The Kosovo Chamber of Commerce, OEK, argues that the economy in Kosovo will not progress unless the rule of law functions properly. Rule of law and economic development are closely linked to the EU integration process as well, the OEK says.

“If we are not entirely focused on all three points, Kosovo’s future will not be bright,” Safet Gerxhaliu, OEK vice-president said.

“It's time we move to a proper economy, it's time we support local businesses and it’s time we support producers in Kosovo,” Gerxhaliu added. Long term political stability is impossible without more economic stability, he concluded, saying: “The priority should be economic development if we seek a better future for Kosovo.”

 

Slow Recovery Forecast for Bosnia

Giulio Moreno, the head of the EBRD office in Bosnia, noted that Bosnia's decline in GDP in 2009 of -4.5 per cent was smaller than the regional average, but pointed out that a slow recovery in this area was expected.

Moreno also called attention to the fact that the financial sector in Bosnia was helped by the Vienna Initiative, a deal through which the EU and the IMF agreed to provide help to countries in the region, and in return western European banks agreed not to withdraw capital from their subsidiaries in the region, and to keep existing credit lines in place.

According to Bosnia's statistics office, in January 2010, total industrial production in Bosnia fell by 11.2 index points compared to average industrial production in 2009.

The greatest fall had been registered in the sector of mining and stone extraction, followed by the processing and manufacturing industries.

The unemployment rate in the country in December 2009 was 42.7 per cent, meaning that 510,534 people were registered as unemployed. Official unemployment figures, however, do not reflect the estimated 290,000 Bosnian workers who are believed to have found work in the grey economy last year, according to economic analyst Rajko Tomas, who conducted a study on the issue for the German Friedrich Ebert Stiftung.

 

Slim Hopes for Short Term Growth in Romania

The economic situation in Romania has varied significantly over recent years. While in 2008 the Balkan country reported economic growth of 7.1 percent, the fastest pace in the European Union, last year Romania suffered its worst recession in at least 20 years as the economy was heavily affected by the global financial downturn and contracted by some 4.0 per cent.

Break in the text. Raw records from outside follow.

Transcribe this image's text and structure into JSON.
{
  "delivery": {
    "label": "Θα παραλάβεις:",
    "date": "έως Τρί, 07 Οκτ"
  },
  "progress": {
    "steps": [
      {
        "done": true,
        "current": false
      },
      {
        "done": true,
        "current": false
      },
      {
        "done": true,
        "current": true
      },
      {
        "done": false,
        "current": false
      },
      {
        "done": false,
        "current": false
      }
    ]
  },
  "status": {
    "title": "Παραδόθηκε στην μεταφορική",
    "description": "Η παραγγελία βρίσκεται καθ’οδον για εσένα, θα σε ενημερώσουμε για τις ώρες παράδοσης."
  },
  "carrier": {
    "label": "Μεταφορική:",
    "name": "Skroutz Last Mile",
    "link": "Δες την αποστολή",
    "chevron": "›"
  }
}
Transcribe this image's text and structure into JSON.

The IMF, the European Council, as well as some independent analysts predict that growth will resume in 2010. The country’s future economic prospects are seen to be tied to its increasingly important integration with other European Union member states.

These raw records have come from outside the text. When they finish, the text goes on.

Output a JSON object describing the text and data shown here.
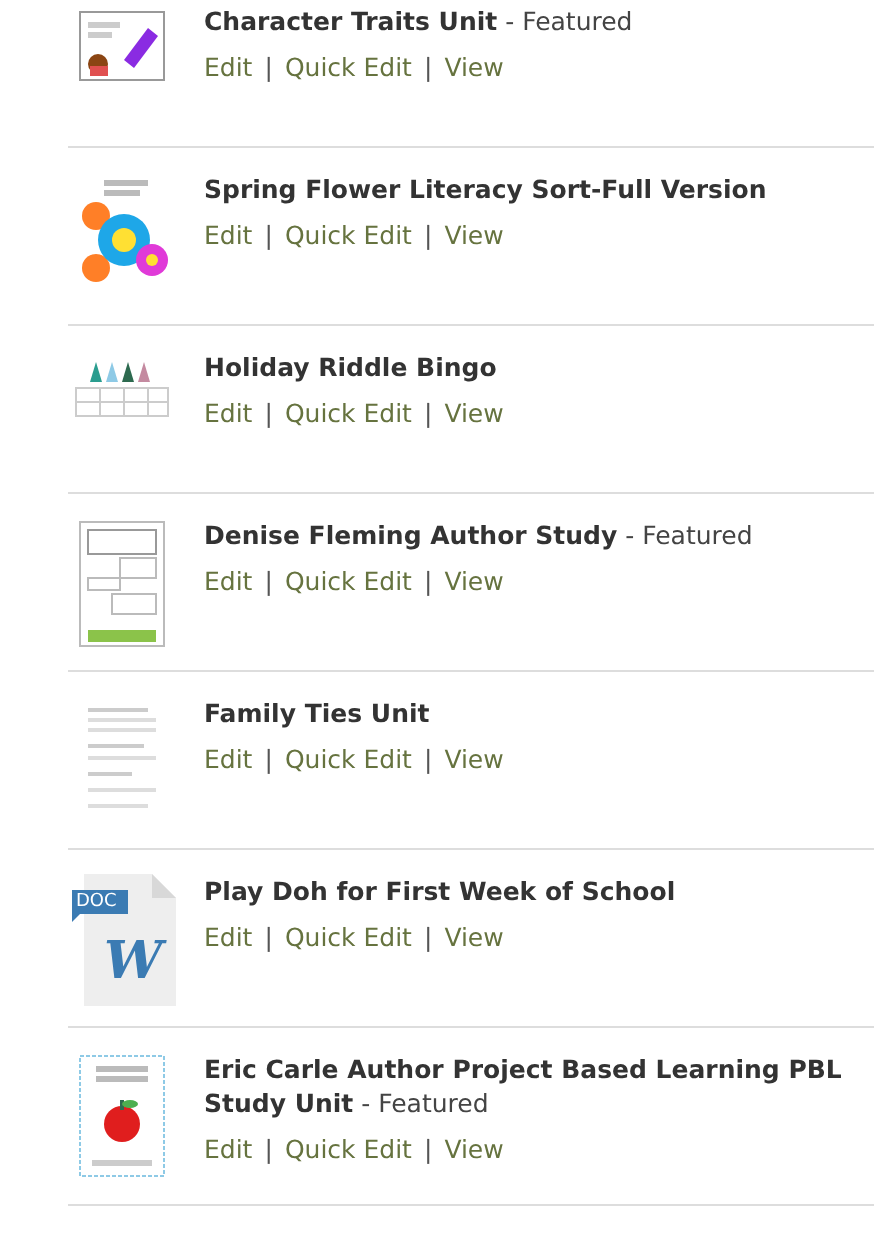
{
  "link_separator": "|",
  "items": [
    {
      "title": "Character Traits Unit",
      "featured_label": "- Featured",
      "links": [
        "Edit",
        "Quick Edit",
        "View"
      ]
    },
    {
      "title": "Spring Flower Literacy Sort-Full Version",
      "links": [
        "Edit",
        "Quick Edit",
        "View"
      ]
    },
    {
      "title": "Holiday Riddle Bingo",
      "links": [
        "Edit",
        "Quick Edit",
        "View"
      ]
    },
    {
      "title": "Denise Fleming Author Study",
      "featured_label": "- Featured",
      "links": [
        "Edit",
        "Quick Edit",
        "View"
      ]
    },
    {
      "title": "Family Ties Unit",
      "links": [
        "Edit",
        "Quick Edit",
        "View"
      ]
    },
    {
      "title": "Play Doh for First Week of School",
      "thumbnail": {
        "kind": "doc",
        "tag": "DOC",
        "letter": "W"
      },
      "links": [
        "Edit",
        "Quick Edit",
        "View"
      ]
    },
    {
      "title": "Eric Carle Author Project Based Learning PBL Study Unit",
      "featured_label": "- Featured",
      "links": [
        "Edit",
        "Quick Edit",
        "View"
      ]
    }
  ]
}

The IMF, which is leading the €20 billion bailout package for Romania, recently announced that Romanian economy is expected to grow 1.3 percent in 2010.

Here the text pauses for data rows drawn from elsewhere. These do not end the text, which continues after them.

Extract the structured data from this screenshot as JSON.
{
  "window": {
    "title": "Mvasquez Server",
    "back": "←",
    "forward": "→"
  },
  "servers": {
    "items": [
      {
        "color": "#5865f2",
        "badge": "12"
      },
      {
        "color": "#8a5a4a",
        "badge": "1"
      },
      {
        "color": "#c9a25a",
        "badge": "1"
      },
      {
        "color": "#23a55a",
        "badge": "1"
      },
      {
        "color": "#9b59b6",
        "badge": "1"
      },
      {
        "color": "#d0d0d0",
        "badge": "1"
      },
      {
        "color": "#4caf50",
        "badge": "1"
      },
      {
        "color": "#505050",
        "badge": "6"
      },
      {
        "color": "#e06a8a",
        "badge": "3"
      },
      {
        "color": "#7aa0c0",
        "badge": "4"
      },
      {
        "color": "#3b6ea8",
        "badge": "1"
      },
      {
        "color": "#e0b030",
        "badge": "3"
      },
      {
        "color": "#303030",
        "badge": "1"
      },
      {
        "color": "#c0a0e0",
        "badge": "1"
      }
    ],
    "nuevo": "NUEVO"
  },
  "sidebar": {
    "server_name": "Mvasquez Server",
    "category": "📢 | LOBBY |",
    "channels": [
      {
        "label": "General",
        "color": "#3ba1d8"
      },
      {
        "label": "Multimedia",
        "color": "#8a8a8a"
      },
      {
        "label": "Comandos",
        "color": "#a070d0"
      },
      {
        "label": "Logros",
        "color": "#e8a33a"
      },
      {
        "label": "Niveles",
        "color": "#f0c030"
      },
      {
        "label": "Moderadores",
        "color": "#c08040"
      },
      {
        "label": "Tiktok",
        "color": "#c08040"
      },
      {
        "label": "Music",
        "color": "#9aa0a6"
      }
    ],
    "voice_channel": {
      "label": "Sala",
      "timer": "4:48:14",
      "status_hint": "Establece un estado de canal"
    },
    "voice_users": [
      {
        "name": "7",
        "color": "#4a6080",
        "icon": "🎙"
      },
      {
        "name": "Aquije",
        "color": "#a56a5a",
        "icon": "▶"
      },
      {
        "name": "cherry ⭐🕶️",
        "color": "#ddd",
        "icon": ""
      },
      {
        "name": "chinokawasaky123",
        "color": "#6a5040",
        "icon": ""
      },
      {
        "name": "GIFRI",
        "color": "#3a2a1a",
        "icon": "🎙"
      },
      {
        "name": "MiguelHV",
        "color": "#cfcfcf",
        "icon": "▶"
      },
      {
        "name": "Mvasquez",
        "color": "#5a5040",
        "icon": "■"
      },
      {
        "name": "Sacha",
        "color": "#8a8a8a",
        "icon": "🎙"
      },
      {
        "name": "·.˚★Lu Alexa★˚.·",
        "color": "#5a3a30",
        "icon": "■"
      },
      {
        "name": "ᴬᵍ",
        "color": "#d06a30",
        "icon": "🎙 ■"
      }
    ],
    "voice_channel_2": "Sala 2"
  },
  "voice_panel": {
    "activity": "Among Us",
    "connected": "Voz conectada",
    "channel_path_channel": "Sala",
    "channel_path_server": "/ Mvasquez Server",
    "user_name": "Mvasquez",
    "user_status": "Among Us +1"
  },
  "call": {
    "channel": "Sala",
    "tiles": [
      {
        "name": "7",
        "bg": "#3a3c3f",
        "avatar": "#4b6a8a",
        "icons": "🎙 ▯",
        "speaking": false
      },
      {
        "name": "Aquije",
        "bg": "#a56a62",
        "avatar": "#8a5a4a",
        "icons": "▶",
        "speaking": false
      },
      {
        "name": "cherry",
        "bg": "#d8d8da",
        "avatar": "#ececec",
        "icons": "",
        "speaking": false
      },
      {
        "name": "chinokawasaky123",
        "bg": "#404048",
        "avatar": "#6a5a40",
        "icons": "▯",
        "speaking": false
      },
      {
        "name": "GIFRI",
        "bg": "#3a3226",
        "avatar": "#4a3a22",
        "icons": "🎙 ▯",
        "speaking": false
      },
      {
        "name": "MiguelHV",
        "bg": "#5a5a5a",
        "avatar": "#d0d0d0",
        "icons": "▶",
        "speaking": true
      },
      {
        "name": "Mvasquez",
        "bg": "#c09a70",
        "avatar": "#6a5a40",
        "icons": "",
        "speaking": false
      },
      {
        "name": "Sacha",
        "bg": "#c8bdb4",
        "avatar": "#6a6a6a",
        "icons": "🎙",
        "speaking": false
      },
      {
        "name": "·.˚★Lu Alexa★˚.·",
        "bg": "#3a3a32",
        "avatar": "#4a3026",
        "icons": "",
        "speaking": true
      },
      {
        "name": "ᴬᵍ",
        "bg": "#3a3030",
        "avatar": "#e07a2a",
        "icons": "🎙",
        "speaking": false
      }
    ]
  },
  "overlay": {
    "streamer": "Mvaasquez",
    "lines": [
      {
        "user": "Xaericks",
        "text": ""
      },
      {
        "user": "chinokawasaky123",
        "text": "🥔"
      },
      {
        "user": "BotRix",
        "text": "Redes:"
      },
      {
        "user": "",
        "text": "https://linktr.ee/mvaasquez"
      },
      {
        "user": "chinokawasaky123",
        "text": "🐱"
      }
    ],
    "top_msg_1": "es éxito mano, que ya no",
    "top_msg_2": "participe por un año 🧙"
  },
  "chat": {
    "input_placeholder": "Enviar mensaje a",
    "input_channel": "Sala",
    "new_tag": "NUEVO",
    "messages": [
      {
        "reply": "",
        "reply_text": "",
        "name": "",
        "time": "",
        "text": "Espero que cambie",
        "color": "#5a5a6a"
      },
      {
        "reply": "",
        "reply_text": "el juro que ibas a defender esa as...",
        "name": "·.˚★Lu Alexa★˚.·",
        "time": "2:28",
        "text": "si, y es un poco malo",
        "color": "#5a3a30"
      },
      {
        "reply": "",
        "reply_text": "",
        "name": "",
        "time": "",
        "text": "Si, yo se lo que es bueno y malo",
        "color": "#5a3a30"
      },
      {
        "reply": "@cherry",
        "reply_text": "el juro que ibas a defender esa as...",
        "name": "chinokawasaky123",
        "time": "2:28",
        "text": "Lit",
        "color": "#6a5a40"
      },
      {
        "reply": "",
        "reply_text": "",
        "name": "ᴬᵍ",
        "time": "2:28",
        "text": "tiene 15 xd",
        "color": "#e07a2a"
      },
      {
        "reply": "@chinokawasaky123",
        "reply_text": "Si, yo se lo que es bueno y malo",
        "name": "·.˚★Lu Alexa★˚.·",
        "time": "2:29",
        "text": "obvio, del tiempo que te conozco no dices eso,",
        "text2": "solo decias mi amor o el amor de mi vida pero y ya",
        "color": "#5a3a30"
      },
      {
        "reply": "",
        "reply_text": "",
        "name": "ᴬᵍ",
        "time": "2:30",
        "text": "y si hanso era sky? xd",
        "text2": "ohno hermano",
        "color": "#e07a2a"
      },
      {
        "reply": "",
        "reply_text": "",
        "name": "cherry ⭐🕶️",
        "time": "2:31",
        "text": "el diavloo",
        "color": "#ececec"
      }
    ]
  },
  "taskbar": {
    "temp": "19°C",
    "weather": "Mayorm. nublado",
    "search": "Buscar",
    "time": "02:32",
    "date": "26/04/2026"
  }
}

The worst may be over for Romania, but the human cost is expected to continue to be high: unemployment is predicted to stay around 10 per cent, almost double compared to last year’s levels.

Furthermore, the government seems to be firm in its intention to freeze state wages and pensions in 2010.

There are limited incentives for investors, as the government is to maintain a flat tax rate on individual income and corporate profit at 16 per cent and to keep the value added tax rate at 19 per cent. Additionally, it plans to keep profit tax exemption on reinvested profit.

For this year, government targets include consolidating the deficit at 5.9 per cent of gross domestic product, compared with an estimated 7.3 percent in 2009. It hopes to gradually reduce the fiscal gap to below 3 per cent by 2012.

The government also aims to maintain the goal of receiving approval for eurozone entry in 2014 and start using the single currency from 2015.